I recently attended a conference, designed to bring together security and engineering teams, I was struck by how many people use the word DevOps in different ways, and to me - badly, wrongly and out of context.

“DevOps” used badly #

What does DevOps mean to me? #

DevOps is modern, cultural approach to engineering. To understand this more, we need understand historically what we did before this idea came to be.

Traditionally engineering teams were split, into those who wrote code, and those made sure production carried on working. These teams were also known as “Developer” teams and “Operations” teams.

This produced some communication and handoff difficulties between the two styles of teams, as when the Developer team was ready to run something in production, they would “kick the code over the wall” and hand it to the Operations teams. The Operations team would rightly want to understand whether the various non-functional testing had happened, then would also need to make the various changes to make it run their production environment.

The way the teams were setup was to encourage the Development team to want to ship as quickly as possible, and for Operations to resist as much change to production as possible. This would naturally cause tension, as Operations would want to allow as few changes as necessary - this previously being understood to reduce the risk of an outage.

Change packages would then be bundled up by the Development team in to large changes, and handed off to the Operations team to be deployed at an undetermined time.

The Phoenix Project really solidified this idea for me, originally published in 2013, it still is very relevant in our teams today.

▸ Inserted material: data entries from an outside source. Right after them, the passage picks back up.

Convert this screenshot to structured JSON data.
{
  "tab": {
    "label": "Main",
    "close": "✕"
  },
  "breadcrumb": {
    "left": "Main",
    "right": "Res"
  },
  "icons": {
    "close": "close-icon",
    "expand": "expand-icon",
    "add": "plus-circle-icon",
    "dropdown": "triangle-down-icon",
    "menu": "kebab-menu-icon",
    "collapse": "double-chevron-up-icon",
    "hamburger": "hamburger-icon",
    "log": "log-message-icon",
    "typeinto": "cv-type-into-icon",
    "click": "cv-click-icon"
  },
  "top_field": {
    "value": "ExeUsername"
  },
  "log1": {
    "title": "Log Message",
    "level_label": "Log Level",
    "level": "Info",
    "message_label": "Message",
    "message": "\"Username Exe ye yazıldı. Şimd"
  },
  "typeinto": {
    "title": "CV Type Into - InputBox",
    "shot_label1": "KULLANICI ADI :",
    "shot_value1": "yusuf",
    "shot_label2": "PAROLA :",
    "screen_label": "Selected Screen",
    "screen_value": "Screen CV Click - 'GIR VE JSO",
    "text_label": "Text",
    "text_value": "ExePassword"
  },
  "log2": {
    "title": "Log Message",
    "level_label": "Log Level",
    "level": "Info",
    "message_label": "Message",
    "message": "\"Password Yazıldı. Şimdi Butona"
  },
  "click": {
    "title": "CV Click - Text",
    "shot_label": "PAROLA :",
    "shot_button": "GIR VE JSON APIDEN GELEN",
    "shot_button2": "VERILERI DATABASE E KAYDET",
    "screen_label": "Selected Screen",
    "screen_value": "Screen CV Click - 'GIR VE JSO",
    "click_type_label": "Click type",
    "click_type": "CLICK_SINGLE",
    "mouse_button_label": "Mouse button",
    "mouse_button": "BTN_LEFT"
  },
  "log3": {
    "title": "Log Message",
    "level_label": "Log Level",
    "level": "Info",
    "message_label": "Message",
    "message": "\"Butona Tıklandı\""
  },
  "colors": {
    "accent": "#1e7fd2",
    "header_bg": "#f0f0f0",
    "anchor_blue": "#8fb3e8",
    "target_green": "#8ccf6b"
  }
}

What does DevOps mean to me, attempt 2 #

DevOps is a cultural approach to engineering teams. It starts by bringing Operations and Developer teams into the same team, breaking down the silos. This new team, can start to be cross-functional. Beginning to understand and estimate each others tickets, talk to each other regularly in ceremonies (retrospectives, stand-ups, refinement etc).

Eventually, this one team will understand both parts of what is required to build an application, writing code but also shipping it to production. The mindset will move towards thinking about how to run it, before writing a single line of code. These requirements will feed into the initial design and implementation phases, with a priority given to shipping regularly, quickly but safely.

This can all come together through significant automation and collaboration, more on CI/CD automation another time… but here’s something I wrote earlier about it.

Therefore, you can’t “do DevOps” it’s a way of working, not a check list item. You can’t hire a “DevOps engineer” as it’s cultural. The most appropriate term would be “Full Stack engineer”, where this to me means frontend, backend and platform/infrastructure.